The FSCS protects UK authorised banks, building societies and credit unions up to £85,000 per depositor in the event of their insolvency. All borrowers will have to pay back loans – thought to run to over £2m.
However, the administrators say people will not have to pay back their loans immediately and that they are honouring the terms of the loan agreements. As of 2018, borrowers included 12 members of the board and their close family members.
An administrators’ source told The Herald: “Pioneer Mutual didn’t file accounts for a number of years. As a credit union, they need to file on the Mutuals Public Register, which is their equivalent of Companies House.
“I can’t confirm if penalties were levied on Pioneer Mutual. I’m sure, though, that the FCA will have been aware of the multiple breaches and will have been asking questions.”
The Herald reported that neither the regulators, the FCA nor the Prudential Regulatory Authority (PRA) would answer in full questions on what it had done in the past to monitor the state of the credit union in the wake of the auditor’s alert.
The credit union’s last annual accounts for the year to September, 30, 2018, showed it made a pre-tax loss of £178,904.
The senior statutory auditor, Robert Pollock of Hamilton-based Sharles Audit, voiced concerns over the financial state of the credit union in July 2019. The auditor questioned the adequacy of disclosures over the company’s ability to continue operating as a going concern.

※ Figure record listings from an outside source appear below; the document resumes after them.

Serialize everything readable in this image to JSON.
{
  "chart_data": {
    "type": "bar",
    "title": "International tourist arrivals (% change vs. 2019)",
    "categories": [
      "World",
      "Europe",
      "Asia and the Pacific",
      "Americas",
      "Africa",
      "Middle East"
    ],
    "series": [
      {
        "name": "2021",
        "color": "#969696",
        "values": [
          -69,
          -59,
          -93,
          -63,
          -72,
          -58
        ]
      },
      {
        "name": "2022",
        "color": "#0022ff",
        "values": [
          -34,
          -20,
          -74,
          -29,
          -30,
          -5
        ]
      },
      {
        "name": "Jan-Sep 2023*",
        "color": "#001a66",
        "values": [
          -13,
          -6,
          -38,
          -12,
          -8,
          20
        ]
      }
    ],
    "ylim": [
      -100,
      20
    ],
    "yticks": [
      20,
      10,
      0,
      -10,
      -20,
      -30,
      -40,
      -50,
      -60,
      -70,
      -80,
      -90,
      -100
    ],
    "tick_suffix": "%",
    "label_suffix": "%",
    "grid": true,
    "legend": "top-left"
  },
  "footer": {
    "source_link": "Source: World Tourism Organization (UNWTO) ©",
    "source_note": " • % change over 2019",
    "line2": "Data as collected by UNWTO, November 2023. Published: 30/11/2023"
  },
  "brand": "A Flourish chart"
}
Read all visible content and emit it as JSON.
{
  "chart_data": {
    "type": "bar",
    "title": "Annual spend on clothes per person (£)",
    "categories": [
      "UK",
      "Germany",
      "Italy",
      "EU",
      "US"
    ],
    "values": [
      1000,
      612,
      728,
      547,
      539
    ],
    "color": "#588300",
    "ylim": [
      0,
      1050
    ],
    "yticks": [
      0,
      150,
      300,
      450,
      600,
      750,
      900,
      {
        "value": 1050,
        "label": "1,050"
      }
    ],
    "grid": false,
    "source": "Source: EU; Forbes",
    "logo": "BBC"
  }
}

The level of a company’s capital to-asset ratio demonstrates its ability to meet its short-term obligations to creditors and the auditor raised concerns that it was at less than three per cent.
He said this indicated the existence of a “material uncertainty which may cast doubt about the company’s ability to continue as a going concern”.
The FCA posted the 2018 accounts of the credit union after The Herald asked about the level of scrutiny there was over the bank and its filings. The regulator said only that it was “closely engaged” with the PRA, insolvency practitioner and FSCS “as the situation with the Pioneer Mutual Credit Union has progressed”.
Caroline Rainbird, chief executive of the FSCS, said: “FSCS is here to protect the members of Pioneer Mutual Credit Union Limited and help them get back on track.
“We want to reassure them that their money is safe. No-one needs to worry or do anything as they should receive their money within a week. We protect people’s savings up to £85,000 and joint accounts up to £170,000.”